In one of my very first blog posts I posit: “If it is true that ‘It is not necessarily at home that we encounter our true selves,’ I wonder if when we travel and encounter our true selves, if we can bring that self home, back to the cube?”
To which I and Johann Wolfgang Goethe have an answer. Goethe writes in Italian Journey, “I can confess it now: finally I could no longer bear to look at a Latin book or the picture of an Italian scene. My longing to see this land was more than ripe. Only now that it is satisfied have my friends and fatherland truly become dear to me again. Now I look forward to my return, indeed all the more so because I feel very certain that I shall not be bringing all these treasures back just for my own possession and private use, but so that they may serve both me and others as guidance and encouragement for an entire lifetime.”
What is the self that I encountered while traveling? She was aware, engaged, negative stress-free, adventurous, excited, in community and conversation, open to what London and Rome had for her, vulnerable with friends, kind, caring, curious, hopeful, observant, reflective, willing to take (smart) risks, energetic, active, loving to the self and others. I liked her. A lot. And I intend to share who she is with the world I left here while I went abroad; a world that may not have changed as much as I did, but who I come back to changed.
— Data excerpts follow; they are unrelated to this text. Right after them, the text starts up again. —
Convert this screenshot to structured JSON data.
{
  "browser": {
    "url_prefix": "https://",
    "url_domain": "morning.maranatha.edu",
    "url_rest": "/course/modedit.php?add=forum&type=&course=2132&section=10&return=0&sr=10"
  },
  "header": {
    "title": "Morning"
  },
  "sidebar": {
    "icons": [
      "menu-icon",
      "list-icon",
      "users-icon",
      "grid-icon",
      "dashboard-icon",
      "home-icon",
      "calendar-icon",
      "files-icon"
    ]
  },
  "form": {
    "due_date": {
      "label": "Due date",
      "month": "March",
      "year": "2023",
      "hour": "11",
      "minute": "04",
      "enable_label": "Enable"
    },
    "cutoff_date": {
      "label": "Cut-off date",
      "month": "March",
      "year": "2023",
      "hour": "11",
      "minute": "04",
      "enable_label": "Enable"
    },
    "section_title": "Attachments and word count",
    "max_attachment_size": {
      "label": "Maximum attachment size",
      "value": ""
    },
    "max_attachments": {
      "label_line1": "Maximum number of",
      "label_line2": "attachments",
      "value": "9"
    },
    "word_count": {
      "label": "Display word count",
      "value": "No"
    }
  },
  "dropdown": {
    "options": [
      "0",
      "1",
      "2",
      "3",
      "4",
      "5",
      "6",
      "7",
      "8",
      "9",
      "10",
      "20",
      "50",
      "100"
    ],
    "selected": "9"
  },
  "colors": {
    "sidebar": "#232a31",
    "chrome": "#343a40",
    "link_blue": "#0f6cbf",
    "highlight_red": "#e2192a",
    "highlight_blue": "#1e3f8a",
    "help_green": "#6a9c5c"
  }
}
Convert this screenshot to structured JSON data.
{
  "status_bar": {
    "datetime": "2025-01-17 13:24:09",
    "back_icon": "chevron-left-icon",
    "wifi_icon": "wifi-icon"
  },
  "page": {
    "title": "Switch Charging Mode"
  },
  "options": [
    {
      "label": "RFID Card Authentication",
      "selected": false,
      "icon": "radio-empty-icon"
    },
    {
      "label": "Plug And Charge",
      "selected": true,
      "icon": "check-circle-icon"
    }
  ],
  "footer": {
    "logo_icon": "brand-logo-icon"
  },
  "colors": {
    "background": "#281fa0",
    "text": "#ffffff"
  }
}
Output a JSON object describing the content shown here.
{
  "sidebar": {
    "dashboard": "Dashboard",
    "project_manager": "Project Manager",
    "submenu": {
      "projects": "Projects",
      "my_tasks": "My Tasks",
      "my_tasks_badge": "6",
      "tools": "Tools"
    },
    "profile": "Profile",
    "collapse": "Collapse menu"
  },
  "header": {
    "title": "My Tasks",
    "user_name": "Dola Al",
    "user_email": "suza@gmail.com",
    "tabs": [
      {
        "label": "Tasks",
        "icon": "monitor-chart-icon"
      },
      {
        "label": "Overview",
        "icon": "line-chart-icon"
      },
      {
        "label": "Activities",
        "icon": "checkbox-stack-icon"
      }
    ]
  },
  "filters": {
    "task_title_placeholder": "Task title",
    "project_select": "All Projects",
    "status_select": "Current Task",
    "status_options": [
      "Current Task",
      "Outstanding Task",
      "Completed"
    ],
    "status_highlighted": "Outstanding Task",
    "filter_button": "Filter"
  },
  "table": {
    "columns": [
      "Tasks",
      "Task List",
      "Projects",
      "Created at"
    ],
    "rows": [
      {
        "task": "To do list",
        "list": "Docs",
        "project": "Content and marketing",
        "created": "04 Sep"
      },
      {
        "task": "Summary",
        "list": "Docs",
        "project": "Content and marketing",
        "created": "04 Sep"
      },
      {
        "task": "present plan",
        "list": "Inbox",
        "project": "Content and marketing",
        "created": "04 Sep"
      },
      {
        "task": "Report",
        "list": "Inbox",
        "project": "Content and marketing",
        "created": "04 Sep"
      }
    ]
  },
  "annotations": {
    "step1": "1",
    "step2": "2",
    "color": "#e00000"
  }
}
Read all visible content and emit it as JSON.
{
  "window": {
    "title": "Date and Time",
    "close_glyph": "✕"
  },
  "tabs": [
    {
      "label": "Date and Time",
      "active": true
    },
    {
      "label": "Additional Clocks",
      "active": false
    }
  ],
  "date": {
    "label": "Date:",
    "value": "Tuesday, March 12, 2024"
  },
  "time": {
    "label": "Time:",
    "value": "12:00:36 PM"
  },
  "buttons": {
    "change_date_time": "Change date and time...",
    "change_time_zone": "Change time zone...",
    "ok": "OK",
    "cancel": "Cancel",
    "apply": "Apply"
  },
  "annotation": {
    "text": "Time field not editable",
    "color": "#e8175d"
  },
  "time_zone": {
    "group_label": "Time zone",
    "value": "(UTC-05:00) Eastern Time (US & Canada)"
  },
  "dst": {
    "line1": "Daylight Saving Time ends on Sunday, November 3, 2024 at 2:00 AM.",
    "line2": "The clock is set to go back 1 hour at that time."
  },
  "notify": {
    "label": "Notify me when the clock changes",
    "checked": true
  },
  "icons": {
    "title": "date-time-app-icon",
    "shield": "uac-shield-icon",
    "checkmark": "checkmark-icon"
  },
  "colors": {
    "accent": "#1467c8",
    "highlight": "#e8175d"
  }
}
Near the end of the trip, I felt ready to come home, but I also knew that I would be leaving again, and hopefully sooner rather than later. One of the biggest metamorphoses for me was the stripping of ideas that I had built around myself about myself and who I could be and what I would do. I left behind parts of myself in London and Italy, to be recycled as the Romans do (thoroughly and probably to be turned into art).
There was a full-moon on the night we went to Frascati. Auriana and I joked that the transformation of our selves would be complete. What I realize now is that the trip was only one part of a lifetime of transformation of the self and though the current confines of American culture may try to snub my spirit, I don’t have to let it and I don’t have to live the way I’ve been socialized to.